ONE TO FIVE MINUTE BITES

  • By necessity, most asthma education is unscheduled and takes place in one to five minute bites.
  • For this reason, every professional who comes into contact with parents and patients should have the knowledge to answer basic asthma questions and the skill to instruct patients in the use of devices, diaries and asthma action plans.

CONSISTENCY
A practice must work as an integrated system to attain maximum efficiency and effectiveness. All staff must agree on the essentials of asthma treatment and education. If they don’t, they will waste their time and that of their patients explaining why their approach differs from that of others. Consider trying some of the following:

  • Vocabulary.

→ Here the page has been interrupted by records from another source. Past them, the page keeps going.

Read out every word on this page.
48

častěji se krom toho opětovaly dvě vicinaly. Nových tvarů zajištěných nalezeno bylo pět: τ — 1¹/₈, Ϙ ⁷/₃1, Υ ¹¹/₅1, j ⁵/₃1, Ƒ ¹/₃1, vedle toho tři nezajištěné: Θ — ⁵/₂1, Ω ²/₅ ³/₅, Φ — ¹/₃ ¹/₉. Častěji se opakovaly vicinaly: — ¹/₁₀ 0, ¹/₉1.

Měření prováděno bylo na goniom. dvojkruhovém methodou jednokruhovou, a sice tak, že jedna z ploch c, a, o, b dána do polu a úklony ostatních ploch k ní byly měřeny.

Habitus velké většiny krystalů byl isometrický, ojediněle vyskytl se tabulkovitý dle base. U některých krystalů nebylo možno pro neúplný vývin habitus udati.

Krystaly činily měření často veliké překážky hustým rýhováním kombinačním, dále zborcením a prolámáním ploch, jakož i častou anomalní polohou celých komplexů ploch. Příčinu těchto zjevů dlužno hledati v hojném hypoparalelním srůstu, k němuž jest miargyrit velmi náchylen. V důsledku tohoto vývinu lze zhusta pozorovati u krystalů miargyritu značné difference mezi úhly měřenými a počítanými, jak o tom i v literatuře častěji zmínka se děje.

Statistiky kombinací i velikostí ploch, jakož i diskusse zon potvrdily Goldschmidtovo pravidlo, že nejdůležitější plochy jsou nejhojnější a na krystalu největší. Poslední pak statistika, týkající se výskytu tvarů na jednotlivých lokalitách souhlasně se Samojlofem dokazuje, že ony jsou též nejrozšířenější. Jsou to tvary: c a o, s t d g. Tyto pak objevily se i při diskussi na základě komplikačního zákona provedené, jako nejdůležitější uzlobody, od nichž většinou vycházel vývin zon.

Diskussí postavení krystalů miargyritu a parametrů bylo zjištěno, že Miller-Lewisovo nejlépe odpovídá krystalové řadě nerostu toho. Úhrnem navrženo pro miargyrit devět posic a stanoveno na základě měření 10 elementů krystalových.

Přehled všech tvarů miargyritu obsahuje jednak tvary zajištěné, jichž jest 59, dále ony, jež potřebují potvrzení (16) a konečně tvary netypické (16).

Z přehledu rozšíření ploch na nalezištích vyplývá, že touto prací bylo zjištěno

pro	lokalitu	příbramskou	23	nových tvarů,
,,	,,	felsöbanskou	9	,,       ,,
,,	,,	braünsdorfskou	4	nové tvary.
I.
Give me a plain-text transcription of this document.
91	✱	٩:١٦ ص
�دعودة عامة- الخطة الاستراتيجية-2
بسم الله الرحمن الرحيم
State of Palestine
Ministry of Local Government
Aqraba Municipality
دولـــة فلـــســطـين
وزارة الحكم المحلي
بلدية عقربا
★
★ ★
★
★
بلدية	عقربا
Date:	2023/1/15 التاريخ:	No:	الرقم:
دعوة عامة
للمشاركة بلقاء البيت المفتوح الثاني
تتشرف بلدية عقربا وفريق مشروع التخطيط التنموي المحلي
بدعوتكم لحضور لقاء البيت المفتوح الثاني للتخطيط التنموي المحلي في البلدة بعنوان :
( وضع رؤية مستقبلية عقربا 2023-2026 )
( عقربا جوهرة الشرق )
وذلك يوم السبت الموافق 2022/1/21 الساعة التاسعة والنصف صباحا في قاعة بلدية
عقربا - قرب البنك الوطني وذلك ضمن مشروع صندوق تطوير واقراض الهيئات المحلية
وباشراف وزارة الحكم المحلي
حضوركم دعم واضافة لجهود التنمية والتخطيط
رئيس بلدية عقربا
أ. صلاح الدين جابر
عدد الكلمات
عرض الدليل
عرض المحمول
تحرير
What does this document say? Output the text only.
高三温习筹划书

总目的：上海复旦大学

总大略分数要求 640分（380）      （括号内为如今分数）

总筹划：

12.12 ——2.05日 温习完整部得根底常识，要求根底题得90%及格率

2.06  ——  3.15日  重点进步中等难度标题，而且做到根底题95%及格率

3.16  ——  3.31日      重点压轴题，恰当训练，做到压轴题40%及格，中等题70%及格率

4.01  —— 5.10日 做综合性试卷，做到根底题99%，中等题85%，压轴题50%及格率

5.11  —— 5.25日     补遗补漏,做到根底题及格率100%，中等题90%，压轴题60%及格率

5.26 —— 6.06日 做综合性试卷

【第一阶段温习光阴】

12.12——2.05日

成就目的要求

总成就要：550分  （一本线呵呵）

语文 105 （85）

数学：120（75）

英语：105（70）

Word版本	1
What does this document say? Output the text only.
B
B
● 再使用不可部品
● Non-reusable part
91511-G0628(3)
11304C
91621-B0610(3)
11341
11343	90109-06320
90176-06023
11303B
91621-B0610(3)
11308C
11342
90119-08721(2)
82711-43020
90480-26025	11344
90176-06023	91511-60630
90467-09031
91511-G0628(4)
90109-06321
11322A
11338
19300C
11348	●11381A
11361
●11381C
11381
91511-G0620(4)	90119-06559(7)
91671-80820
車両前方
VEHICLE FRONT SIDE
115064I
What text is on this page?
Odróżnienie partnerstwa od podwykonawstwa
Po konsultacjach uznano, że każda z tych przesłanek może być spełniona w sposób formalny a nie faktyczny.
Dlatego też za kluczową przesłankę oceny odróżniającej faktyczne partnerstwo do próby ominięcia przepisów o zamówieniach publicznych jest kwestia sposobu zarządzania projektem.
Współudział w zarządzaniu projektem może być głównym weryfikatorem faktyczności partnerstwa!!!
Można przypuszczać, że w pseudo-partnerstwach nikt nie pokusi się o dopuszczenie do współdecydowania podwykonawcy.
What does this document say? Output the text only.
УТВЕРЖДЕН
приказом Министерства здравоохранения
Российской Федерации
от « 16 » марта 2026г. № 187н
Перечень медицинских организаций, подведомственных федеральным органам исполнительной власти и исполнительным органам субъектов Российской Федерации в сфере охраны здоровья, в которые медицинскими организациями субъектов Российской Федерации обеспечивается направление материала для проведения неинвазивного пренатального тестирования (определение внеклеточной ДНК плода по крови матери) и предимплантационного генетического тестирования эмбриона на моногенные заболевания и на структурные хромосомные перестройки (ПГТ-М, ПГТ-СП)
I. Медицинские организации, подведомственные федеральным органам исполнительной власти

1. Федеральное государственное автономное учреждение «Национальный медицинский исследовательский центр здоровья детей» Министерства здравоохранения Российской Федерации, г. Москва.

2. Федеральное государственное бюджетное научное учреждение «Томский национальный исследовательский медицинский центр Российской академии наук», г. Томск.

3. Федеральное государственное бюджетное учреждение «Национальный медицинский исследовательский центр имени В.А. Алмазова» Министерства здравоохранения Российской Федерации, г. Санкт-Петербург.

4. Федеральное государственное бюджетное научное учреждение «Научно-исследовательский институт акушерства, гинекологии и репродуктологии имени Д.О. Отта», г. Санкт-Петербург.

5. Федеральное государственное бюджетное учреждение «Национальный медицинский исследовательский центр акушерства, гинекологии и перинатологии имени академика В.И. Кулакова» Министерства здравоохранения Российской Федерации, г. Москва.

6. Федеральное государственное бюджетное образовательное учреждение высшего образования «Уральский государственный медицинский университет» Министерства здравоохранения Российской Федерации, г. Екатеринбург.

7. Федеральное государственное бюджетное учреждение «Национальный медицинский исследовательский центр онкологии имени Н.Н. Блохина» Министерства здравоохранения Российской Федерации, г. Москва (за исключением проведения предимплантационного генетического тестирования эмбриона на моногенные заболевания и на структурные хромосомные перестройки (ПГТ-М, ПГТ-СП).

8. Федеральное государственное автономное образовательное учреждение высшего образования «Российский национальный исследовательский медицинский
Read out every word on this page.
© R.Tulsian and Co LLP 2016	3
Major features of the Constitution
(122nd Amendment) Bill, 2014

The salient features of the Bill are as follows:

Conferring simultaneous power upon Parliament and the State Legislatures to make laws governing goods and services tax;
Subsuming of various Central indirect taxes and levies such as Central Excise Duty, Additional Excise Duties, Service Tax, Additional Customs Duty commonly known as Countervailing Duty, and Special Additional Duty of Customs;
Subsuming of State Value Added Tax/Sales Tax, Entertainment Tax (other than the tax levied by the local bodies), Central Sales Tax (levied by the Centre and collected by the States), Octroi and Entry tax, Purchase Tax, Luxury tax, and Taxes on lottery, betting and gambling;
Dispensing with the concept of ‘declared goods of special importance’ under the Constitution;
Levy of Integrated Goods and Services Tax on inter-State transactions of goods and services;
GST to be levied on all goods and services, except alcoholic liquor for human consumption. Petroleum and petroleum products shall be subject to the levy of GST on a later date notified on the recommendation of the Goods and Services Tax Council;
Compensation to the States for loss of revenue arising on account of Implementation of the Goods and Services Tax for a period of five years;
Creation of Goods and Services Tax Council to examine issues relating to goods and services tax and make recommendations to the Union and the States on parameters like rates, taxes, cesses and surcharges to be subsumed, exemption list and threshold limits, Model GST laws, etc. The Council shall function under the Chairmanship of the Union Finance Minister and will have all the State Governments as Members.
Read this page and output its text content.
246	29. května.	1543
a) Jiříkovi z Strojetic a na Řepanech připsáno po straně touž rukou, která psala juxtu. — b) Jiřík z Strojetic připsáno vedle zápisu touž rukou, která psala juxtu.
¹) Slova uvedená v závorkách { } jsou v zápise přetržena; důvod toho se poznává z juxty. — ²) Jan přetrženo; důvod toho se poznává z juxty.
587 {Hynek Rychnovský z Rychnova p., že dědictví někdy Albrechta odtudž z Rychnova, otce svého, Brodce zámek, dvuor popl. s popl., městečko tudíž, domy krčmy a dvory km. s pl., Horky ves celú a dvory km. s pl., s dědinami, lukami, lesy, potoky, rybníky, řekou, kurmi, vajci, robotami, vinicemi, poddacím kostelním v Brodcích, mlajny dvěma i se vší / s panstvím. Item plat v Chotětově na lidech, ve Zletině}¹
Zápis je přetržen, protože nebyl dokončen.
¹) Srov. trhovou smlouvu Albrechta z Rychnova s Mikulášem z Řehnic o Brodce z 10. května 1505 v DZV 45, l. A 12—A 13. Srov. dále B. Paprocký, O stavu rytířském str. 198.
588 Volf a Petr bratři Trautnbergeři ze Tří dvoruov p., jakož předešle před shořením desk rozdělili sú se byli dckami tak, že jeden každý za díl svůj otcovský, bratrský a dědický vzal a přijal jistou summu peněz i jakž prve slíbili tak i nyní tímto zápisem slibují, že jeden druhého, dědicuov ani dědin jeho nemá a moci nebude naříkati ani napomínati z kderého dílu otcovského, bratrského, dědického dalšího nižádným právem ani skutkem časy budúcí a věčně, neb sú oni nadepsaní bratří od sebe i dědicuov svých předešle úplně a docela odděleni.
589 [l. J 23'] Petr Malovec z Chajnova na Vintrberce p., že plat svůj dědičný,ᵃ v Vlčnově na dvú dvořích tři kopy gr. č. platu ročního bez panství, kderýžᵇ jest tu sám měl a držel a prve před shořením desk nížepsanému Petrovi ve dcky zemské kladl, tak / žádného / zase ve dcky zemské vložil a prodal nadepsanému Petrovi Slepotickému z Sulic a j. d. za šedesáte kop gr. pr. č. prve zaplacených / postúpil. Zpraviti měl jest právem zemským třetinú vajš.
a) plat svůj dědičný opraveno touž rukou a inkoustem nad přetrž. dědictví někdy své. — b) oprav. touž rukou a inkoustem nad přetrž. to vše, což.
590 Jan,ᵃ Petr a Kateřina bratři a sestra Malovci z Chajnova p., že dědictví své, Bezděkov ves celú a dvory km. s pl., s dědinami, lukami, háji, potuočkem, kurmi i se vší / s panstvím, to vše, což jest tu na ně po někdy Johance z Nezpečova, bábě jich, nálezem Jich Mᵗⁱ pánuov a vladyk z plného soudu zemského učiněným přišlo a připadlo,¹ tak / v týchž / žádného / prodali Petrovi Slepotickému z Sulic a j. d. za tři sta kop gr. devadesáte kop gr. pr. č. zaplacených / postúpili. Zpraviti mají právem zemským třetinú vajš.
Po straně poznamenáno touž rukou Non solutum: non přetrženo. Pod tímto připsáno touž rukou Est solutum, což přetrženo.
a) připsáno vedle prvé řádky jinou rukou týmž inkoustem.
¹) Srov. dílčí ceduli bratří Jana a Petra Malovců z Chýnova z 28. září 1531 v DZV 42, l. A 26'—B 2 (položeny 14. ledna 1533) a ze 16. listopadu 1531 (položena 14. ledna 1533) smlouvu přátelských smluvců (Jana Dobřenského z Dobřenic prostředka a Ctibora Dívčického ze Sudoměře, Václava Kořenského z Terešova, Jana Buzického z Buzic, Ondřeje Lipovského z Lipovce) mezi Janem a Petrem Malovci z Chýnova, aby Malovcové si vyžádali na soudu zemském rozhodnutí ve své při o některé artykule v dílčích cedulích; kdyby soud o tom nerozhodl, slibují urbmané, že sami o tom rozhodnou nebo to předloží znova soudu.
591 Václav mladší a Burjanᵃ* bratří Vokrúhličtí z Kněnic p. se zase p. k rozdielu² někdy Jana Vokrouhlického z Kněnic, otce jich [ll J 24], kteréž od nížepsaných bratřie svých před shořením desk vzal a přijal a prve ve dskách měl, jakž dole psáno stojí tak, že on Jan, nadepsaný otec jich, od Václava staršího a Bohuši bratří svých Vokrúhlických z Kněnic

All staff should use the same words when you talk to patients.
  • Use of a single term will speed teaching and learning.
  • Written materials. When choosing a booklet, diary or action plan, pick one that matches your words and the other material that you use. This will simplify teaching and learning and enable parents to continue their learning at home.
  • Equipment. Use as few types as possible. This will make teaching and troubleshooting easier.
  • Medicines. Limit your choices to the essentials. This will streamline instruction and reduce errors by staff and patients.
  • Education. Start with basic information and then build on it.
  • Educate at every patient contact.
  • Encourage patients to learn by reading and by analyzing their diaries at home.